The Hunt on the Lagoon

Description

102 pages
$17.95
ISBN 0-86492-446-1
DDC C811'.54

Year

2005

Contributor

Reviewed by W.J. Keith

W.J. Keith is a retired professor of English at the University of Toronto and author A Sense of Style: Studies in the Art of Fiction in English-Speaking Canada.

Review

The late S.P. Zitner was a distinguished professor of English, famous as
a superb teacher, who didn’t publish his first volume of poems, The
Asparagus Feast (1999), until well into his retirement. This book is his
third, with Before We Had Words (2002) in between.

One of his admiring ex-students once remarked to me, years ago, that
his wit was so dry that it almost ceased to be wit. Something of this
quality comes through in these beautifully polished and eloquent poems.
They provide sometimes amusing, sometimes sad, but always piquant
reports on 21st-century experience. Only Zitner, one feels, could have
written a poem titled “Lullaby for the First Child Born with a Bar
Code.” Another begins, “There are more poets per capita in Canada
than in any other country,” glossing the phenomenon by maintaining
that we “venture into the bush, heavily laden, prepared for the
worst— / to be stung or bitten, or not to be heard from again.”

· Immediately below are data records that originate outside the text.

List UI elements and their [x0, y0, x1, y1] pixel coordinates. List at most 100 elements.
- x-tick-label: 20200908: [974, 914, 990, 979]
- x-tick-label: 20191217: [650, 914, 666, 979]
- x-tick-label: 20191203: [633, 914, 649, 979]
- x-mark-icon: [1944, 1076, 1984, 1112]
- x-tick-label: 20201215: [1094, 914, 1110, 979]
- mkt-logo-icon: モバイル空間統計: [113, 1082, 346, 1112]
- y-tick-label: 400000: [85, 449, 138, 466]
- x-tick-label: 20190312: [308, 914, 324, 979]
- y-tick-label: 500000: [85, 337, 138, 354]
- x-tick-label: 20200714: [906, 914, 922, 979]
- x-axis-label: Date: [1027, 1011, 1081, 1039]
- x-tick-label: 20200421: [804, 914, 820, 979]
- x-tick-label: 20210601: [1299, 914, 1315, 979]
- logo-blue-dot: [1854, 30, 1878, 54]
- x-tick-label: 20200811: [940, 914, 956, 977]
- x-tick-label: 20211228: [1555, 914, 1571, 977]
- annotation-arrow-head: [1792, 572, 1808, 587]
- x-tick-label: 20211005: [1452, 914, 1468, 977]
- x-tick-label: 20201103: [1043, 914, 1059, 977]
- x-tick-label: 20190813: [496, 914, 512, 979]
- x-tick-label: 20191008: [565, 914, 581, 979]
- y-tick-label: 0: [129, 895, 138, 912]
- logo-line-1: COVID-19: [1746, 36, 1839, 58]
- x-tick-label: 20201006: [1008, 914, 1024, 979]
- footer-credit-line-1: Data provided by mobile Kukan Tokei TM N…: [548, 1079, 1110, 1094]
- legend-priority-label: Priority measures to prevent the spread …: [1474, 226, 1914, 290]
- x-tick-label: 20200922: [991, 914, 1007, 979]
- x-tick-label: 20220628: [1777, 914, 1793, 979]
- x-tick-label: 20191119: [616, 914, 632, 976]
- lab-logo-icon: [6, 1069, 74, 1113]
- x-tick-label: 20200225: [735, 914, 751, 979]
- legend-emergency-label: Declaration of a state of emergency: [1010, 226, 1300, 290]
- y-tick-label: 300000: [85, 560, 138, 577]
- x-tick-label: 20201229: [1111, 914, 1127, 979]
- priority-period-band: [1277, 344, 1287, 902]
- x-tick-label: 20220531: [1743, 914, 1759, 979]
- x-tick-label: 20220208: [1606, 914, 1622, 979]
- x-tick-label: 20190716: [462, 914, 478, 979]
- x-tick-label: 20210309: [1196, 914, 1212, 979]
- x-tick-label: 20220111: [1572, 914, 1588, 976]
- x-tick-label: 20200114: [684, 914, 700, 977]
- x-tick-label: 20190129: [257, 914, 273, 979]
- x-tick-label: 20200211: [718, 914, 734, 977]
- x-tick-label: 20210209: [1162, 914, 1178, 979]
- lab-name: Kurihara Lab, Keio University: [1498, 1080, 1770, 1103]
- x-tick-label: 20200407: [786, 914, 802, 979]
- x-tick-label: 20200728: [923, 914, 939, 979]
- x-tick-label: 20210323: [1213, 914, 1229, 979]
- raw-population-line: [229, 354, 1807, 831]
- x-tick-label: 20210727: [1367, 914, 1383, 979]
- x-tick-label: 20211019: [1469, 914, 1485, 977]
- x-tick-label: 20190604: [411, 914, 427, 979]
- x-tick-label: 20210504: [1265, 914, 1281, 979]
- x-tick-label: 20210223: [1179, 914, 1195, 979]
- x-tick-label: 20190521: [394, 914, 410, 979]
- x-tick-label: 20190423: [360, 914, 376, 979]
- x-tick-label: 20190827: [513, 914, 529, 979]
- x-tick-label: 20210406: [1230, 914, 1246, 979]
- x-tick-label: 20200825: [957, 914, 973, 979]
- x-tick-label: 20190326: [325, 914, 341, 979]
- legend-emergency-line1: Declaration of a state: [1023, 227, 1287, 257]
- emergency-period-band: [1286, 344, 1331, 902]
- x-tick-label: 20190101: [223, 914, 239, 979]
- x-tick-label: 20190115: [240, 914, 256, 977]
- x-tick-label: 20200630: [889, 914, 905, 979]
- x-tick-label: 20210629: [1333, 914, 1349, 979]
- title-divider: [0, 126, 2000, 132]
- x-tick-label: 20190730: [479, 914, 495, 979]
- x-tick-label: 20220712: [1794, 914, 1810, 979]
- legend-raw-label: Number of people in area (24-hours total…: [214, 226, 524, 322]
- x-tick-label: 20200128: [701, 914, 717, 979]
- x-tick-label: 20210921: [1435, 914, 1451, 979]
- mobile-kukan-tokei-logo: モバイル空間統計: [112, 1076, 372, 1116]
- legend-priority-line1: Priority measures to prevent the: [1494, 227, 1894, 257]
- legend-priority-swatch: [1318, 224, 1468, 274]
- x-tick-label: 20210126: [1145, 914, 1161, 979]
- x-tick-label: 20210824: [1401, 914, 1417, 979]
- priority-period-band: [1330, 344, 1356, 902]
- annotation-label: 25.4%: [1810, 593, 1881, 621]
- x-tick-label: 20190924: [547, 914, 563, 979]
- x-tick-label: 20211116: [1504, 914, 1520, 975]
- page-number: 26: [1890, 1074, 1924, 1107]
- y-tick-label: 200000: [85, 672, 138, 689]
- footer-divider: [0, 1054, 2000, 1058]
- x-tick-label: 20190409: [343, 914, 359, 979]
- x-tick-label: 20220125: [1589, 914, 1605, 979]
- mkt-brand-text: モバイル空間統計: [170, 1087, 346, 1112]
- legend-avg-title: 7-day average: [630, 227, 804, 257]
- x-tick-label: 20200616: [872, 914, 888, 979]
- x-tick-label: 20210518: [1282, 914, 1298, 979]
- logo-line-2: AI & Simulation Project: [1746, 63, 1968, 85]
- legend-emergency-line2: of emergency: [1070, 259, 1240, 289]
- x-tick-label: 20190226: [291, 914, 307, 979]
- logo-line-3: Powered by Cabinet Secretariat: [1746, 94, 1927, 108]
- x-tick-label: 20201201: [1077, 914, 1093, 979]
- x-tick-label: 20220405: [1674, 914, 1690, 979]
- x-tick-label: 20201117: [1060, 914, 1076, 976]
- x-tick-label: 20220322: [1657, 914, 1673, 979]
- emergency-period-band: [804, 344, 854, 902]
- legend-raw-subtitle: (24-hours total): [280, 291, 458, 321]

Or consider the shortest poem in the book, a one-liner: “Here lies,
as usual, a Jew d’esprit.” The pun may seem excessive, but it
changes in tone dramatically when one recognizes the additional pun in
the title: “Trial Epitaph.”

Zitner died six days after his 81st birthday, a few months before the
book appeared. But he will be remembered for a long time by his
ex-students, ex-colleagues, and friends—and longer (one hopes) by
admirers of crisp, rhythmically assured poems that display an enviable
range of taste, culture, and emotion. They include the personally tender
(“Julia on Her Tenth,” a memory of his daughter as a child), a
deeply felt lament for the victims of tyranny (“The Disappeared”),
some discerning and exquisitely observed poems about art (including the
title poem), and numerous others communicating an old man’s wisdom and
humour and grace.

Zitner’s poetry is conspicuous proof that poetic mastery derives not
from creative-writing courses but from a lifetime of reading, thinking,
and listening. He is distinguished from the multitude of self-styled
poets in Canada as one of the few who are unquestionably genuine.